How to show that this sequence split?
I'm trying to construct a map $\phi: \mathbb{R}/\mathbb{Q} \to \mathbb{R}$ by $\overline{r} + \mathbb{Q} \mapsto r$. Let the quotient map be $\pi$ and $\pi \circ \phi(\overline{r}) = \pi(r) = \overline{r}$ is the identity on $\mathbb{R}/\mathbb{Q}$. Is this correct?
Is there a theoretical way of showing this? I want to use some projective module or divisible or injective module theory but it is not clear what ring we are considering.
On
First, as @Qurultay says, $\phi$ is not well-defined. You cannot, given just an equivalence class, say what its representative is. Now, given the Axiom of Choice, one can say that a choice function exists, but then the definition is circular; $\phi(S) = r$, where r is the representative of S chosen by the choice function, but then you might as well say "Let $\phi$ be a choice function."

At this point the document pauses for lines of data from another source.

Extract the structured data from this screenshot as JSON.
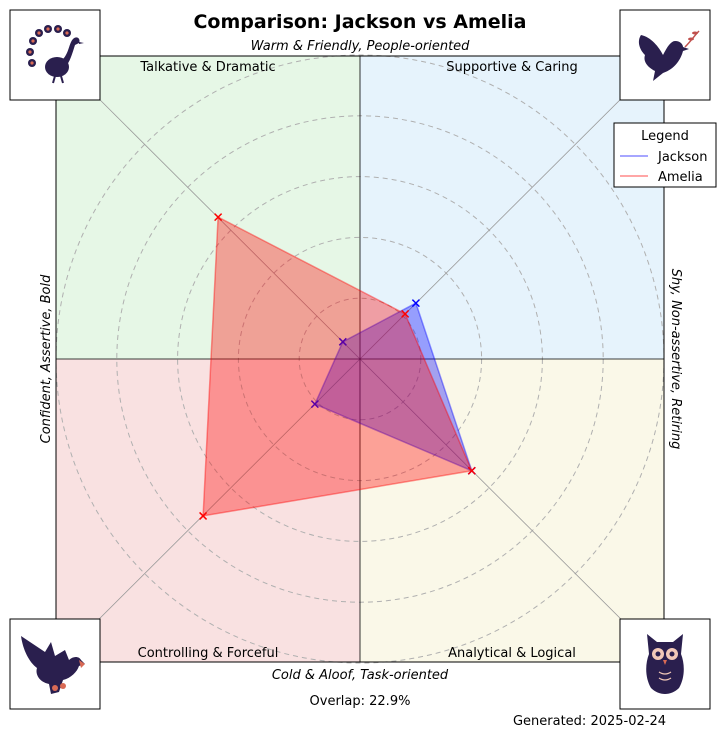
{
  "chart_data": {
    "type": "radar",
    "title": "Comparison: Jackson vs Amelia",
    "top_axis_label": "Warm & Friendly, People-oriented",
    "bottom_axis_label": "Cold & Aloof, Task-oriented",
    "left_axis_label": "Confident, Assertive, Bold",
    "right_axis_label": "Shy, Non-assertive, Retiring",
    "quadrants": [
      {
        "name": "Talkative & Dramatic",
        "position": "top-left",
        "color": "#e6f7e6"
      },
      {
        "name": "Supportive & Caring",
        "position": "top-right",
        "color": "#e6f3fc"
      },
      {
        "name": "Controlling & Forceful",
        "position": "bottom-left",
        "color": "#f9e1e1"
      },
      {
        "name": "Analytical & Logical",
        "position": "bottom-right",
        "color": "#faf8e8"
      }
    ],
    "axes": [
      "Supportive & Caring",
      "Talkative & Dramatic",
      "Controlling & Forceful",
      "Analytical & Logical"
    ],
    "axis_angles_deg": [
      45,
      135,
      225,
      315
    ],
    "rlim": [
      0,
      10
    ],
    "grid_rings": [
      2,
      4,
      6,
      8,
      10
    ],
    "series": [
      {
        "name": "Jackson",
        "color": "#0000ff",
        "values": [
          2.6,
          0.8,
          2.1,
          5.2
        ]
      },
      {
        "name": "Amelia",
        "color": "#ff0000",
        "values": [
          2.1,
          6.6,
          7.3,
          5.2
        ]
      }
    ],
    "legend": {
      "title": "Legend",
      "position": "top-right"
    },
    "annotations": [
      "Overlap: 22.9%",
      "Generated: 2025-02-24"
    ]
  },
  "icons": {
    "top_left": "peacock-icon",
    "top_right": "dove-icon",
    "bottom_left": "eagle-icon",
    "bottom_right": "owl-icon"
  },
  "icon_color": "#2a1f4e"
}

If $\phi$ is defined as being a choice function, and $\pi$ is defined as being a function that take an element to the equivalence class it's in, then by definition $\phi$ chooses an element of $\overline{r}$, thus the equivalence class that $\phi (\overline r)$ is in is $\overline r$, thus $\pi (\phi(\overline r)) = \overline r$. I'm not sure what else needs to be proven.
You can consider the sequence in the category of modules over $\mathbb{Q}$, or over $\mathbb{Z}$.
In both cases the sequence is split, because $\mathbb{Q}$ is injective in both cases. However, writing explicitly the retraction is not possible, because it requires the axiom of choice, at least a weak form of it.
Since $\mathbb{R}/\mathbb{Q}$ is torsion free as an abelian group, it’s actually immaterial what ring you consider among $\mathbb{Z}$ or $\mathbb{Q}$. Defining the retraction needs a basis of $\mathbb{R}$ over $\mathbb{Q}$.